Few attend UK screening of Wilders' film

By Radio Netherlands Worldwide in partnership with NRC International

The anti-Islam video Fitna was shown in the British upper house of parliament on Thursday despite the British authorities' refusal to allow its maker, Dutch member of parliament Geert Wilders, into the United Kingdom.

Only around 30 people attended the screening, five of them members of the upper house. All 743 members of the upper house were invited, as were the 646 members of the lower house, none of whom attended.

Wilders returned from London to the Netherlands on Thursday evening after being held at customs. At London's Heathrow Airport he was refused entry by the British immigration authorities, who put him on a plane back to Amsterdam shortly afterwards. Wilders said he was furious at the incident, describing it as a blow both to himself and to freedom of speech.
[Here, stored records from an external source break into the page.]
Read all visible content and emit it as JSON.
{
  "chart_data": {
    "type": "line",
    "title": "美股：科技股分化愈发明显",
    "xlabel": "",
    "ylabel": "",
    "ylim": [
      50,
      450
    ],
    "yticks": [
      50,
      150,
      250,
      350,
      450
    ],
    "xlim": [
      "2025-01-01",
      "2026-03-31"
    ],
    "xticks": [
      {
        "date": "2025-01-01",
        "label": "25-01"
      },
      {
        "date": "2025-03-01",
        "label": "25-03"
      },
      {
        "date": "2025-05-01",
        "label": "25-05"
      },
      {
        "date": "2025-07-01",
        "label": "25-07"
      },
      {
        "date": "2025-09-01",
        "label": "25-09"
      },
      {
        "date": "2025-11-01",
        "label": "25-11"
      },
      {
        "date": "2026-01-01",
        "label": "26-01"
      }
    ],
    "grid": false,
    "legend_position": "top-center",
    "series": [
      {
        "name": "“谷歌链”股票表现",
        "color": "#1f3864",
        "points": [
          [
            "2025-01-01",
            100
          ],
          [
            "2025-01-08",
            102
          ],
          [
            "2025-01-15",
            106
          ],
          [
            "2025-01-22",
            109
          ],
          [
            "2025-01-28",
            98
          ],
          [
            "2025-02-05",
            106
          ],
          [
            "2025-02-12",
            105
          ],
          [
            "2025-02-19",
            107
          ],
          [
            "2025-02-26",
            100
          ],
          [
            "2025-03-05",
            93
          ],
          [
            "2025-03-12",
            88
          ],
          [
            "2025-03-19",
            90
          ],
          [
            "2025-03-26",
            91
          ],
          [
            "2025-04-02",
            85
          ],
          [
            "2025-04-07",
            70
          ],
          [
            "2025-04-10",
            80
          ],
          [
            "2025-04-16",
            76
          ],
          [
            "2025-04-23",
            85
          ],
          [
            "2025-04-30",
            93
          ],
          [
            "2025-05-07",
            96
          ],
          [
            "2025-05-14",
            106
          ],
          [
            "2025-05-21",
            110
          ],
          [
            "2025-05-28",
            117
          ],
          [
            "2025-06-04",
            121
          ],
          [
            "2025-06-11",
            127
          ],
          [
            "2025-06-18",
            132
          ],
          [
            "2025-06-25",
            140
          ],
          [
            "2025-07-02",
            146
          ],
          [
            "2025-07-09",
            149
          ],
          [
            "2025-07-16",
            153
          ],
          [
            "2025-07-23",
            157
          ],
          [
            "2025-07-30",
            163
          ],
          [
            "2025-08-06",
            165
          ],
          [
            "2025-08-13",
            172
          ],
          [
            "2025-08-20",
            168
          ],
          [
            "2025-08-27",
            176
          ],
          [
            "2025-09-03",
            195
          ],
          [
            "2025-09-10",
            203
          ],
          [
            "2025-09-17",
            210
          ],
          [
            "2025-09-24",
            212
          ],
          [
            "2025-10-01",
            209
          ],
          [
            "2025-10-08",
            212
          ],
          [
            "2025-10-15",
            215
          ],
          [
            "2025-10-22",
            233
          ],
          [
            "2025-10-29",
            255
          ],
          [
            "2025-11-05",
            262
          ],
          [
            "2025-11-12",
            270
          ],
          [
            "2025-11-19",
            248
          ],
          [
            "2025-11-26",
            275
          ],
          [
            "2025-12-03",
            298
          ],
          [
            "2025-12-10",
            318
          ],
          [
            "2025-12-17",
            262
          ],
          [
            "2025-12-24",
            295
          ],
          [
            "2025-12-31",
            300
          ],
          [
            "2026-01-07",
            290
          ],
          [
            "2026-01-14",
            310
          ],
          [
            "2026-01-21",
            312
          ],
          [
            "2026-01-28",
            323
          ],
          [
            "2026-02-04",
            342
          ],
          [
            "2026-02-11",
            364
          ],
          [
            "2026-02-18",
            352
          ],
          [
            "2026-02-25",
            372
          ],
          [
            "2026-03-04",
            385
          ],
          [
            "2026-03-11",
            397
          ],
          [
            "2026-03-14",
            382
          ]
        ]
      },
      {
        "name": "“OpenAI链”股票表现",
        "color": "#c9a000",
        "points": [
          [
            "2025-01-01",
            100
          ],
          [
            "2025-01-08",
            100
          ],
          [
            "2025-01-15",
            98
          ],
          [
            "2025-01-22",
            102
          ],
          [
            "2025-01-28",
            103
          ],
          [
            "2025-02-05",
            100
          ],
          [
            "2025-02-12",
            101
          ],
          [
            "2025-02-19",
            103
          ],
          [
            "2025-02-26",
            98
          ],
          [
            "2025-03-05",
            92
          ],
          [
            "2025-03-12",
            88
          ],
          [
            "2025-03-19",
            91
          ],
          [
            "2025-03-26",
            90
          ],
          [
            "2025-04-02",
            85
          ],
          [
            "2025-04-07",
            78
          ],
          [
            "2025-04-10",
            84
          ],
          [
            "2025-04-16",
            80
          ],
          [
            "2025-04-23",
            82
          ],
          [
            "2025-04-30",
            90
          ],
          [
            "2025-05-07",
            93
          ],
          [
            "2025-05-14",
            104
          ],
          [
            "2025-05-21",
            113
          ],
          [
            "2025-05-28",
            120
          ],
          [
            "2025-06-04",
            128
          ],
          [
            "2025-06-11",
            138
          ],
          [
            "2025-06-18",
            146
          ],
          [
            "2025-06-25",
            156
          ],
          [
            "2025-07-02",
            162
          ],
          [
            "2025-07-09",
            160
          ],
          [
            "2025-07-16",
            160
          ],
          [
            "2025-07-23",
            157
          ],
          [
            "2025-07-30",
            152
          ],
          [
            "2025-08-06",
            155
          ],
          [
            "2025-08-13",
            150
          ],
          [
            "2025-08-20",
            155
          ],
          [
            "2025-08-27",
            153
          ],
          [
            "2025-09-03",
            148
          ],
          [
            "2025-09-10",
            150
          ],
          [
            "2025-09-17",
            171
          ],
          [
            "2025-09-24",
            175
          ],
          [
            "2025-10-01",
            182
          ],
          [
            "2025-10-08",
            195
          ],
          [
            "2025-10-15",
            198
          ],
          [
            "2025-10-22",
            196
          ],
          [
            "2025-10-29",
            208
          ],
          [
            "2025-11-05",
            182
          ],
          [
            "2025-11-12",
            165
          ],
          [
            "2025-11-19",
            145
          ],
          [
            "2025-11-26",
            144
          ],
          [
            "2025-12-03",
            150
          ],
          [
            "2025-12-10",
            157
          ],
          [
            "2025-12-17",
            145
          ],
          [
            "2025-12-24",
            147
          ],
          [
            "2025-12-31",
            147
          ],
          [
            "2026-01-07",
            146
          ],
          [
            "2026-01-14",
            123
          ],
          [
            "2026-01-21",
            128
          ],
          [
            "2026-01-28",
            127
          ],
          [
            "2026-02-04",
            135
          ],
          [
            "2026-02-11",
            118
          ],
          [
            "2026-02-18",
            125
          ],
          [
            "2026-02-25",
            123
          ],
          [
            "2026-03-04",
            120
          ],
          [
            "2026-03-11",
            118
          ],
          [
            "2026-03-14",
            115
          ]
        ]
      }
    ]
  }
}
Wilders called British prime minister Gordon Brown "Europe's biggest coward".

The ant-Islam politician and leader of the Party for Freedom (PVV) had been invited by a member of the House of Lords to show his video, but was informed by the British embassy in the Netherlands on Tuesday that allowing him to enter the UK would pose a "genuine, present and sufficiently serious threat to one of the fundamental interests of society".

Wilders was accompanied on his trip by dozens of journalists.